Solar for the Long-term

How working with the right partners, solar projects can be powerful economic development opportunities to benefit our hometowns

By: Kyle Spurgeon, President and CEO of the Greater Jackson Chamber

A significant challenge facing the renewable energy industry is the reluctance in many communities to greenlight the necessary infrastructure. The reasons for this hesitation are varied, with a common concern being the potential impact on local economies and private property values. Particularly in suburban and rural areas, resistance to green energy projects like solar farms has escalated in both frequency and intensity. Despite these projects often bringing new jobs and tax boosts to their communities, many remain unconvinced. Even when research has indicated that these projects have contributed over $660 million to federal, state, and local governments and created more than 12,000 construction jobs and over 1,700 operations and maintenance jobs, there are still those who fear that a “solar farm” could deter future investment.

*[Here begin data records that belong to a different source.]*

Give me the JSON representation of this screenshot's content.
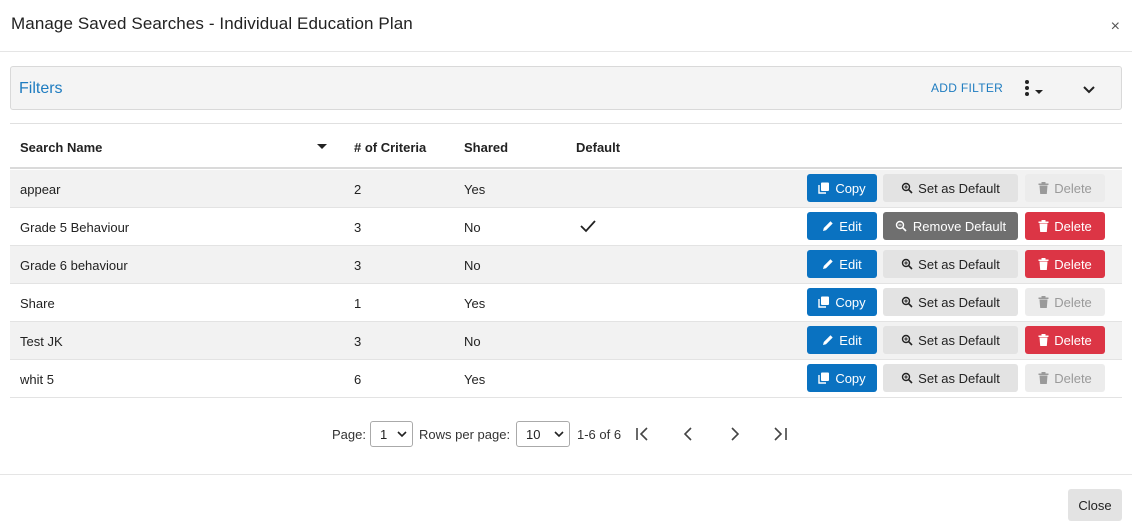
{
  "modal": {
    "title": "Manage Saved Searches - Individual Education Plan",
    "close_symbol": "×"
  },
  "filters": {
    "label": "Filters",
    "add_filter": "ADD FILTER"
  },
  "table": {
    "headers": {
      "name": "Search Name",
      "criteria": "# of Criteria",
      "shared": "Shared",
      "default": "Default"
    },
    "rows": [
      {
        "name": "appear",
        "criteria": "2",
        "shared": "Yes",
        "is_default": false,
        "primary": "Copy",
        "secondary": "Set as Default",
        "delete": "Delete",
        "delete_enabled": false
      },
      {
        "name": "Grade 5 Behaviour",
        "criteria": "3",
        "shared": "No",
        "is_default": true,
        "primary": "Edit",
        "secondary": "Remove Default",
        "delete": "Delete",
        "delete_enabled": true
      },
      {
        "name": "Grade 6 behaviour",
        "criteria": "3",
        "shared": "No",
        "is_default": false,
        "primary": "Edit",
        "secondary": "Set as Default",
        "delete": "Delete",
        "delete_enabled": true
      },
      {
        "name": "Share",
        "criteria": "1",
        "shared": "Yes",
        "is_default": false,
        "primary": "Copy",
        "secondary": "Set as Default",
        "delete": "Delete",
        "delete_enabled": false
      },
      {
        "name": "Test JK",
        "criteria": "3",
        "shared": "No",
        "is_default": false,
        "primary": "Edit",
        "secondary": "Set as Default",
        "delete": "Delete",
        "delete_enabled": true
      },
      {
        "name": "whit 5",
        "criteria": "6",
        "shared": "Yes",
        "is_default": false,
        "primary": "Copy",
        "secondary": "Set as Default",
        "delete": "Delete",
        "delete_enabled": false
      }
    ]
  },
  "pagination": {
    "page_label": "Page:",
    "page_value": "1",
    "rows_label": "Rows per page:",
    "rows_value": "10",
    "range": "1-6 of 6"
  },
  "footer": {
    "close_label": "Close"
  },
  "icons": {
    "header_close": "close-icon",
    "options": "more-vertical-icon",
    "collapse": "chevron-down-icon",
    "sort": "sort-desc-icon",
    "default_check": "checkmark-icon",
    "copy": "copy-icon",
    "edit": "pencil-icon",
    "set_default": "zoom-icon",
    "remove_default": "remove-search-icon",
    "delete": "trash-icon",
    "first_page": "first-page-icon",
    "prev_page": "chevron-left-icon",
    "next_page": "chevron-right-icon",
    "last_page": "last-page-icon"
  },
  "colors": {
    "primary": "#0a72c1",
    "danger": "#dc3545",
    "link": "#1e7cc0",
    "neutral": "#e3e3e3",
    "neutral_dark": "#6f6f6f"
  }
}
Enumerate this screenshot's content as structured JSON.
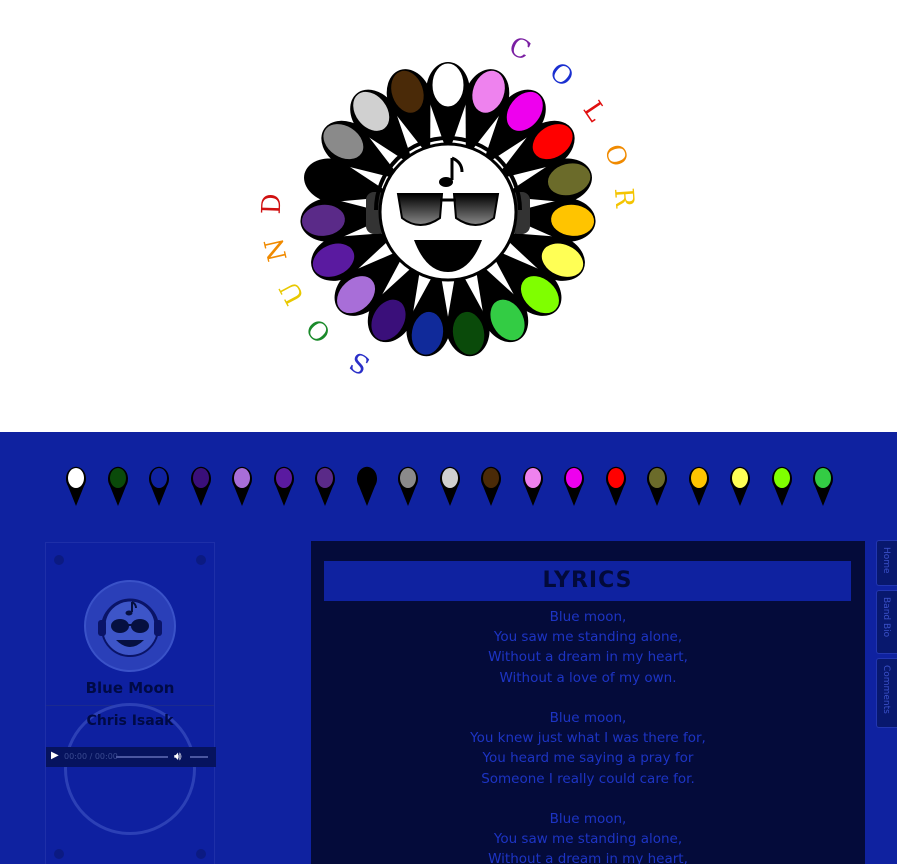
{
  "logo": {
    "word_color": [
      "C",
      "O",
      "L",
      "O",
      "R"
    ],
    "word_sound": [
      "S",
      "O",
      "U",
      "N",
      "D"
    ],
    "color_letter_colors": [
      "#7a1fa2",
      "#1a2fd0",
      "#e01010",
      "#f08a00",
      "#f4c400"
    ],
    "sound_letter_colors": [
      "#2a2fc8",
      "#1a8a2a",
      "#e8c800",
      "#f08a00",
      "#d01010"
    ],
    "petal_colors": [
      "#ffffff",
      "#ee82ee",
      "#ee00ee",
      "#ff0000",
      "#6b6b2a",
      "#ffc400",
      "#ffff55",
      "#7fff00",
      "#33cc44",
      "#0a4a0a",
      "#102a9a",
      "#3a0f7a",
      "#a86ed8",
      "#5a1aa0",
      "#5a2a88",
      "#000000",
      "#8a8a8a",
      "#d0d0d0",
      "#4a2a08"
    ],
    "note_icon": "music-note-icon"
  },
  "color_picks": [
    "#ffffff",
    "#0a4a0a",
    "#0f22a0",
    "#3a0f7a",
    "#a86ed8",
    "#5a1aa0",
    "#5a2a88",
    "#000000",
    "#8a8a8a",
    "#d0d0d0",
    "#4a2a08",
    "#ee82ee",
    "#ee00ee",
    "#ff0000",
    "#6b6b2a",
    "#ffc400",
    "#ffff55",
    "#7fff00",
    "#33cc44"
  ],
  "player": {
    "song_title": "Blue Moon",
    "artist": "Chris Isaak",
    "time_display": "00:00 / 00:00",
    "play_icon": "play-icon",
    "volume_icon": "volume-icon"
  },
  "lyrics": {
    "header": "LYRICS",
    "stanzas": [
      [
        "Blue moon,",
        "You saw me standing alone,",
        "Without a dream in my heart,",
        "Without a love of my own."
      ],
      [
        "Blue moon,",
        "You knew just what I was there for,",
        "You heard me saying a pray for",
        "Someone I really could care for."
      ],
      [
        "Blue moon,",
        "You saw me standing alone,",
        "Without a dream in my heart,"
      ]
    ]
  },
  "nav": {
    "tabs": [
      "Home",
      "Band Bio",
      "Comments"
    ]
  },
  "colors": {
    "page_bg": "#0f22a0",
    "lyrics_bg": "#040b3a",
    "lyrics_text": "#1d34c4"
  }
}
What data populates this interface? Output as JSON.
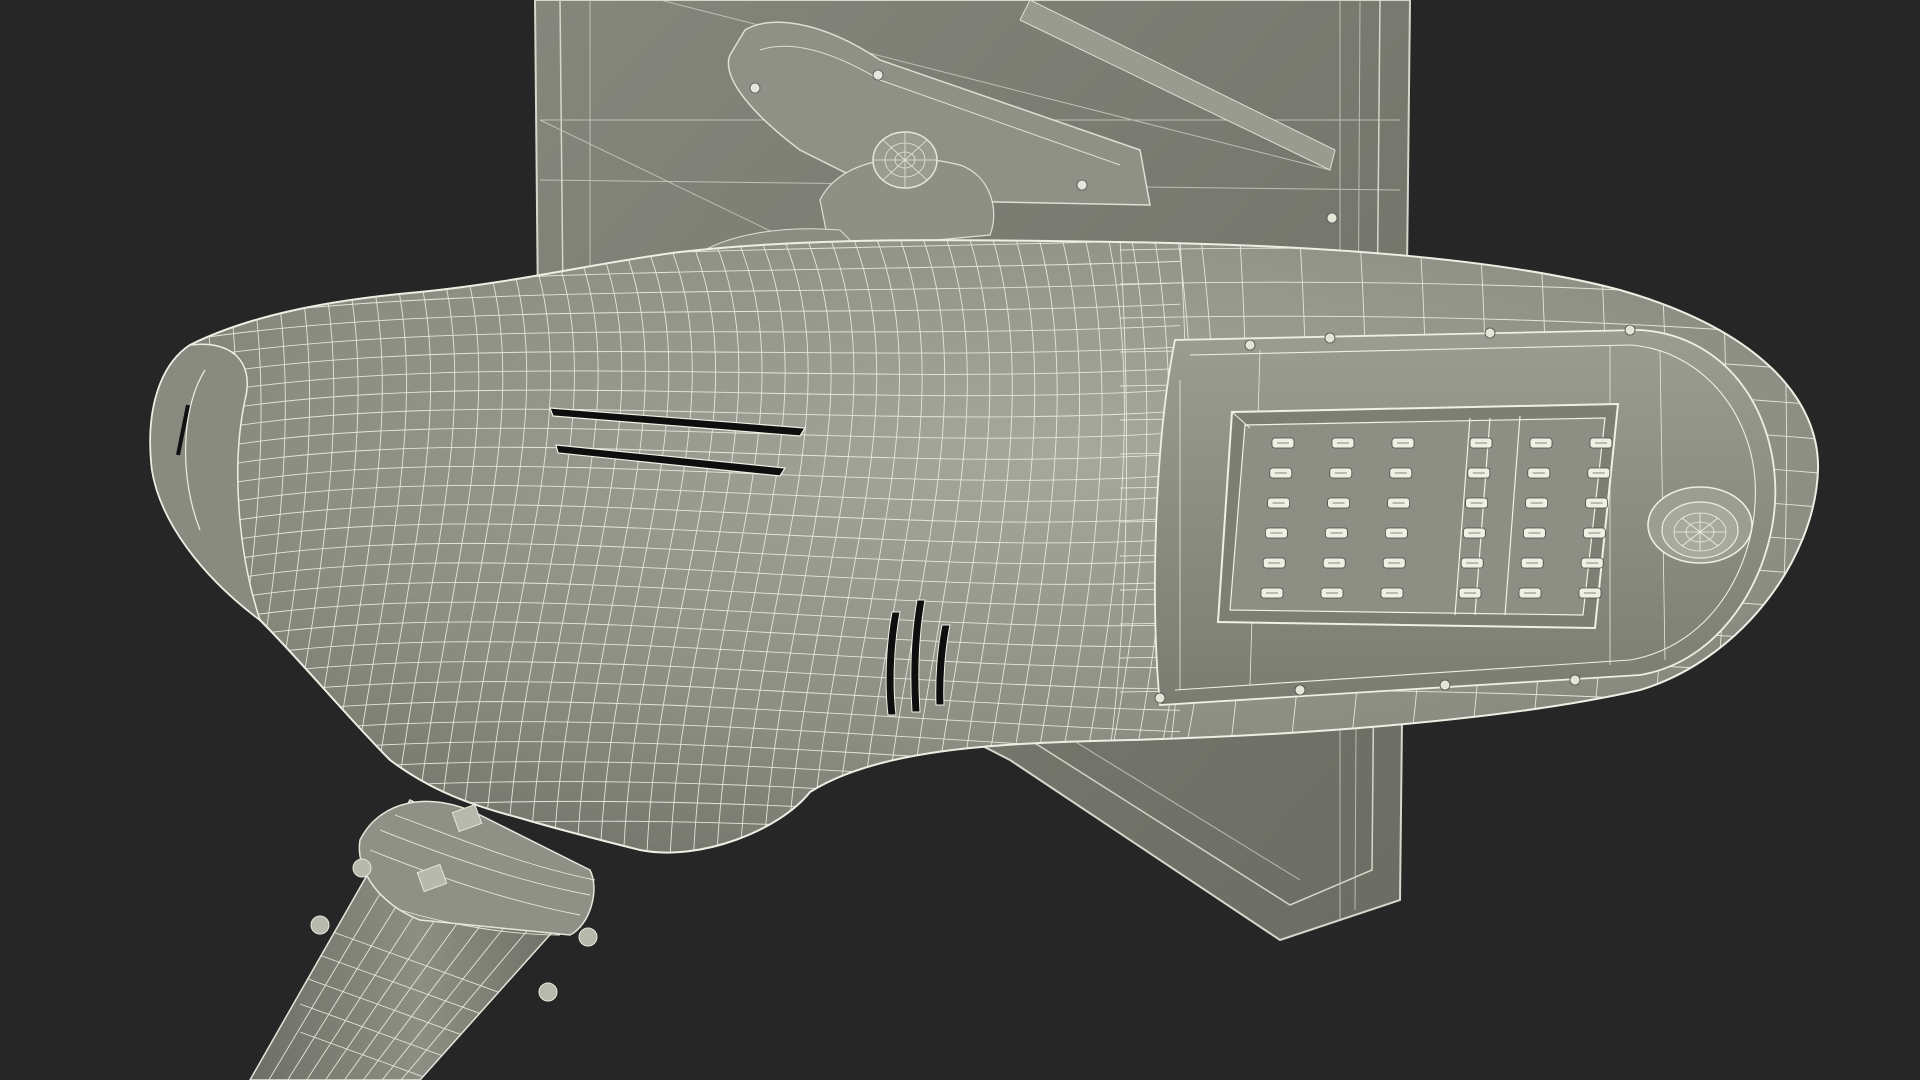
{
  "scene": {
    "subject": "street-lamp-wireframe-render",
    "colors": {
      "background": "#262626",
      "surface": "#8a8b80",
      "surface_light": "#a4a59a",
      "surface_dark": "#5f6058",
      "wire": "#e6e7db",
      "led": "#efefe4",
      "slot": "#0e0e0e"
    },
    "led_grid": {
      "rows": 6,
      "columns": 6
    }
  }
}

Anxiety about changing local economies is understandable, particularly in regions like the Southeast, where recent data has revealed significant shifts. From 2003 to 2011, Tennessee saw $34 billion in new investments and the creation of more than 200,000 well-paid job opportunities. Yet change can breed anxiety, and some special interest groups have exploited this, spreading misinformation about new technology and causing baseless alarm about potential declines in property values.

Those of us in who work in economic development and have worked with responsible members of the renewable energy industry know that these projects can bring long-term economic benefits, such as those stemming from the $270 billion worth of tax incentives for renewable energy project construction under the Inflation Reduction Act. However, this knowledge is moot without the opportunity to prove it. The growing skepticism, combined with some unfortunate instances of solar industry players abandoning contracted projects or failing to keep promises, presents a significant barrier to solar growth, especially in the Southeast.

This is why it’s crucial for those hoping to bring green energy to Southeastern communities to meet their concerns with a comprehensive understanding of each individual community and its needs—and to consistently engage with them, proving that we’re in it for the long haul. Trust isn’t built in a day—it requires sustained efforts, ongoing dialogues, and fulfilling our promises, every time. We must demonstrate, time and time again, our commitment to regenerative land practices, economic benefits, and the overall wellbeing of the communities we serve.

The economic growth in the Southeast has served as inspiration for this holistic approach to renewable energy projects. The team behind Tennessee’s growth—Matt Kisber, Reagan Farr, and Governor Phil Bredesen—founded Silicon Ranch Corporation with the goal of bringing solar energy to Southeastern communities. By 2025, Silicon Ranch plans to invest $5 billion and create nearly 9,000 jobs across Georgia, the Tennessee Valley, and Kentucky.

My hometown of Jackson, Tennessee, has benefitted from Silicon Ranch’s investments through the McKellar Solar Farm and its subsidiary, Clearloop’s Jackson Solar Farm. These projects offer more than just reliable, cost-effective energy or a new source of tax revenue.

Between these two projects, Silicon Ranch has invested over $11.3 million in our community and created more than 350 jobs. As a landowner, the company will pay over $11.8 million in taxes over the lifetime of the project.

When we’re recruiting new industries or working with existing ones, a common query is how we can help them meet their renewable energy goals. For us in Jackson, the answer is now simple—we point to the two projects developed by Silicon Ranch.

Those who voice concerns about solar projects often do so out of deep love for their homes. We can respect this love by delivering projects that not only counteract misinformation about renewable energy but also visibly improve the places they care for. When handled with a long-term perspective, these projects can bring extensive benefits that communities can choose to pursue based on their specific priorities.

A part of this long-term approach involves continuously engaging with the community and reinforcing the societal benefits that these projects can bring. From significant new tax revenues to the creation of new jobs, renewable energy projects like these provide much more than just energy—they offer the potential for sustainable development and growth.

For example, in 2022, solar panel manufacturer First Solar announced plans to create nearly 1,000 jobs through domestic manufacturing, and tech giant Meta revealed plans for data centers in Georgia powered by 100% renewable energy. Such initiatives signal a nationwide ecosystem being built around solar energy, and communities can decide how to best leverage these developments.


Yet, even for communities that prefer to remain small, the additional tax revenue can be used to improve roads and schools, without requiring outside involvement. Community members can decide how to use the resources provided by renewable energy projects and what role these new taxpayers will play in their community.

It can be frustrating to witness the spread of misinformation about green energy projects’ impact on local economies. It’s disheartening to see fear about property values halt the progress of these economically beneficial projects. However, it’s important not to dismiss these fears but instead continually engage with the community, ensuring our approach considers each community’s unique needs.

Solar projects are assets that can improve local economies and attract companies and families looking to relocate or open new facilities. By continuing to engage with our communities and demonstrate our long-term commitment, we can show that these places are forward-thinking and that companies requiring access to renewable energy can locate and thrive here.